Die Wirksamkeit z.B. von Dämmmaßnahmen wird durch die Vermieter oftmals damit begründet, dass die Grenzwerte der Energieeinsparverordnung (EnEV) einzuhalten sind. Die „spürbare“ Einsparung von Heizenergie wird als funktionales Argument vorgetragen. Zur Feststellung der Energieeinsparung ist auf die Verbesserung der Dämmwerte unter Heranziehung des „Wärmedurchlasskoeffizienten“ U nach der Tabelle 1 Anlage 3 EnEV 2009 (seit dem 01.05.2014 neue Fassung in Kraft). Die Einhaltung dieser Grenzwerte wird als Argument für die „Rundum-Sanierung“ ganzer Fassaden angeführt.

Beispiel: Die Fassade eines Wohnhauses wurde seit dem Jahr 1995 weder malermäßig noch putz-technisch überarbeitet.
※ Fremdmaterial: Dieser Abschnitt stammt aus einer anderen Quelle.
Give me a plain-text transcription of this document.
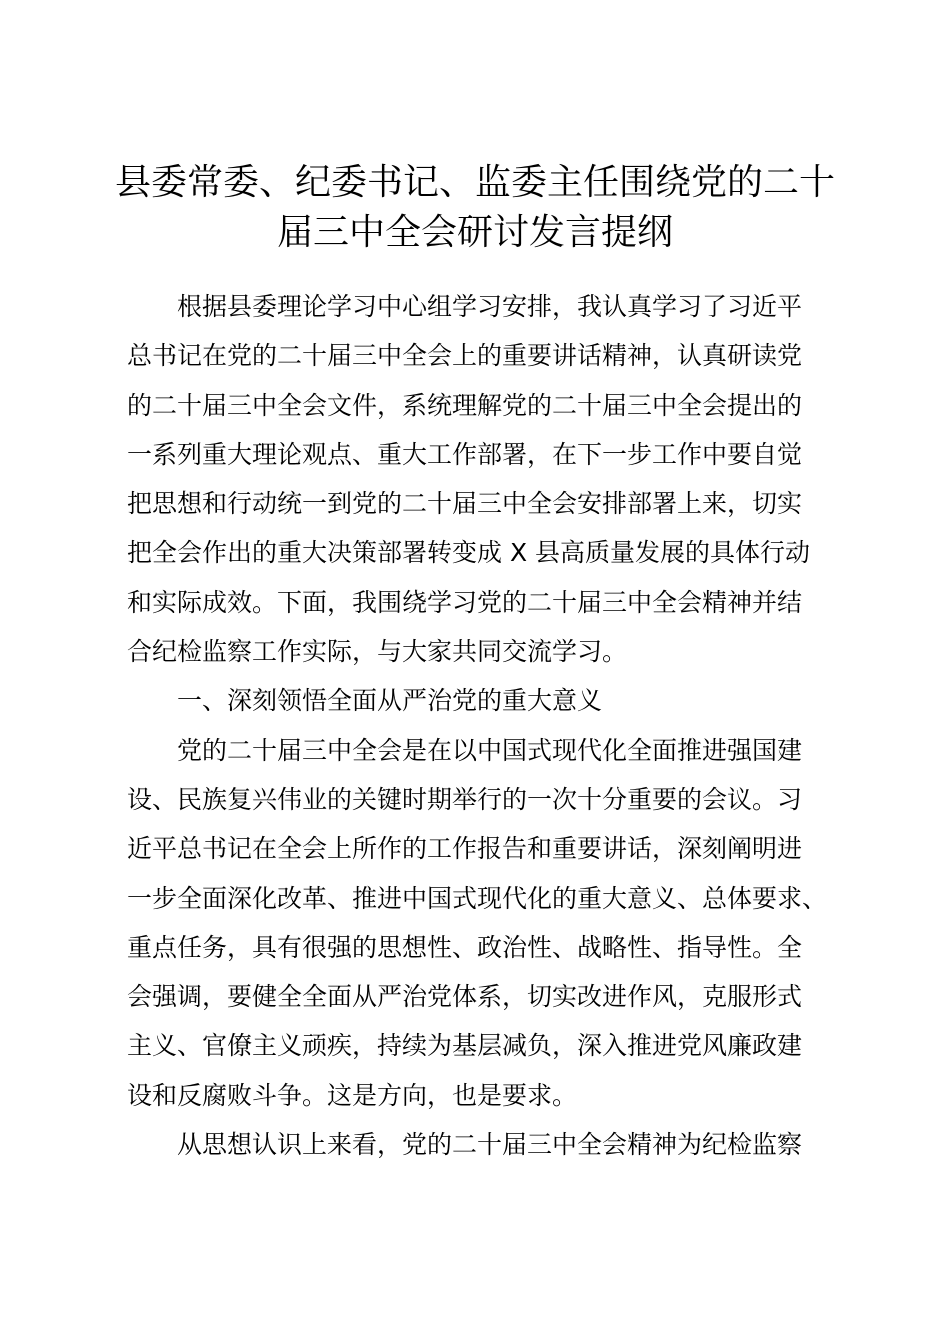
县委常委、纪委书记、监委主任围绕党的二十
届三中全会研讨发言提纲

根据县委理论学习中心组学习安排，我认真学习了习近平
总书记在党的二十届三中全会上的重要讲话精神，认真研读党
的二十届三中全会文件，系统理解党的二十届三中全会提出的
一系列重大理论观点、重大工作部署，在下一步工作中要自觉
把思想和行动统一到党的二十届三中全会安排部署上来，切实
把全会作出的重大决策部署转变成 X 县高质量发展的具体行动
和实际成效。下面，我围绕学习党的二十届三中全会精神并结
合纪检监察工作实际，与大家共同交流学习。

一、深刻领悟全面从严治党的重大意义

党的二十届三中全会是在以中国式现代化全面推进强国建
设、民族复兴伟业的关键时期举行的一次十分重要的会议。习
近平总书记在全会上所作的工作报告和重要讲话，深刻阐明进
一步全面深化改革、推进中国式现代化的重大意义、总体要求、
重点任务，具有很强的思想性、政治性、战略性、指导性。全
会强调，要健全全面从严治党体系，切实改进作风，克服形式
主义、官僚主义顽疾，持续为基层减负，深入推进党风廉政建
设和反腐败斗争。这是方向，也是要求。

从思想认识上来看，党的二十届三中全会精神为纪检监察
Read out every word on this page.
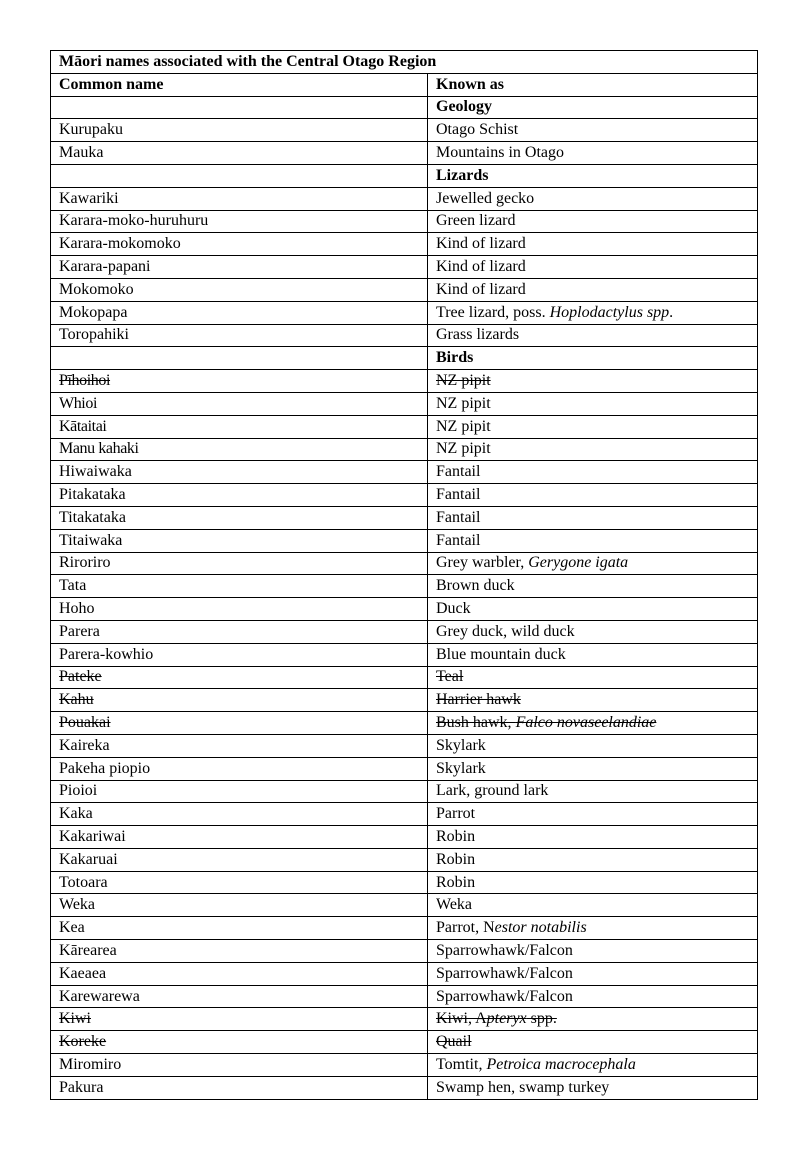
Māori names associated with the Central Otago Region	
Common name	Known as
	Geology
Kurupaku	Otago Schist
Mauka	Mountains in Otago
	Lizards
Kawariki	Jewelled gecko
Karara-moko-huruhuru	Green lizard
Karara-mokomoko	Kind of lizard
Karara-papani	Kind of lizard
Mokomoko	Kind of lizard
Mokopapa	Tree lizard, poss. Hoplodactylus spp.
Toropahiki	Grass lizards
	Birds
Pīhoihoi	NZ pipit
Whioi	NZ pipit
Kātaitai	NZ pipit
Manu kahaki	NZ pipit
Hiwaiwaka	Fantail
Pitakataka	Fantail
Titakataka	Fantail
Titaiwaka	Fantail
Riroriro	Grey warbler, Gerygone igata
Tata	Brown duck
Hoho	Duck
Parera	Grey duck, wild duck
Parera-kowhio	Blue mountain duck
Pateke	Teal
Kahu	Harrier hawk
Pouakai	Bush hawk, Falco novaseelandiae
Kaireka	Skylark
Pakeha piopio	Skylark
Pioioi	Lark, ground lark
Kaka	Parrot
Kakariwai	Robin
Kakaruai	Robin
Totoara	Robin
Weka	Weka
Kea	Parrot, Nestor notabilis
Kārearea	Sparrowhawk/Falcon
Kaeaea	Sparrowhawk/Falcon
Karewarewa	Sparrowhawk/Falcon
Kiwi	Kiwi, Apteryx spp.
Koreke	Quail
Miromiro	Tomtit, Petroica macrocephala
Pakura	Swamp hen, swamp turkey
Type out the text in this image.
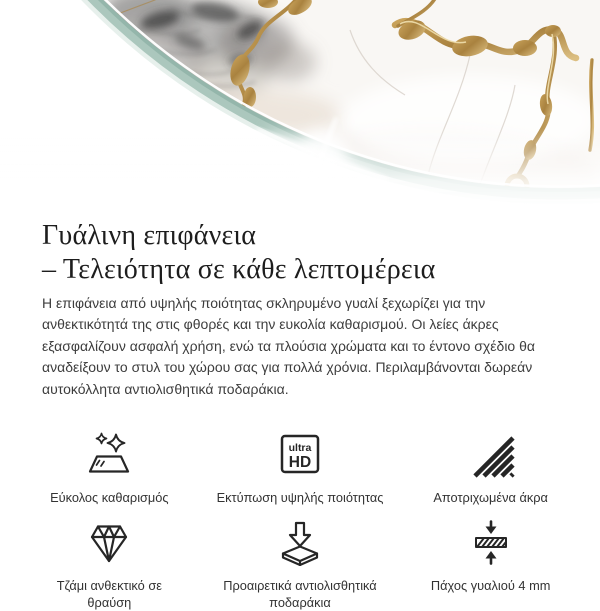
Γυάλινη επιφάνεια
– Τελειότητα σε κάθε λεπτομέρεια

Η επιφάνεια από υψηλής ποιότητας σκληρυμένο γυαλί ξεχωρίζει για την ανθεκτικότητά της στις φθορές και την ευκολία καθαρισμού. Οι λείες άκρες εξασφαλίζουν ασφαλή χρήση, ενώ τα πλούσια χρώματα και το έντονο σχέδιο θα αναδείξουν το στυλ του χώρου σας για πολλά χρόνια. Περιλαμβάνονται δωρεάν αυτοκόλλητα αντιολισθητικά ποδαράκια.

Εύκολος καθαρισμός
ultra
HD
Εκτύπωση υψηλής ποιότητας	Αποτριχωμένα άκρα
Τζάμι ανθεκτικό σε θραύση
Προαιρετικά αντιολισθητικά ποδαράκια
Πάχος γυαλιού 4 mm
Der Putz bröckelt, da sich der Eigentümer über entsprechende Maßnahmen nicht einig war. Im Jahr 2013 wird das Haus zu wesentlichen Teilen an einen Investor veräußert. Dieser plant eine vollumfängliche Fassadenrenovierung sowie weitreichende Instandhaltungsmaßnahmen. Die Fassade ist noch nicht mit einer Dämmung versehen, die Mieter haben bisher Doppelkastenfenster.

Eine pauschale Aussage lässt sich nicht treffen. In Zweifelsfällen dürfte die Hinzuziehung eines Sachverständigen zweckmäßig sein. Bei instandsetzungsbedürftigen Außenwänden ist darauf abzustellen, ob die Wärmedämmung durch die Fassadenverkleidung gegenüber einer –hypothetisch – ordnungs-gemäß instandgesetzten Fassade wesentlich verbessert worden ist (LG Berlin, Urteil v. 29.1.1998, 62 S 295/97; GE 1998, 550; Kinne/Schach/Bieber, § 555nb, Rnr. 4ff.).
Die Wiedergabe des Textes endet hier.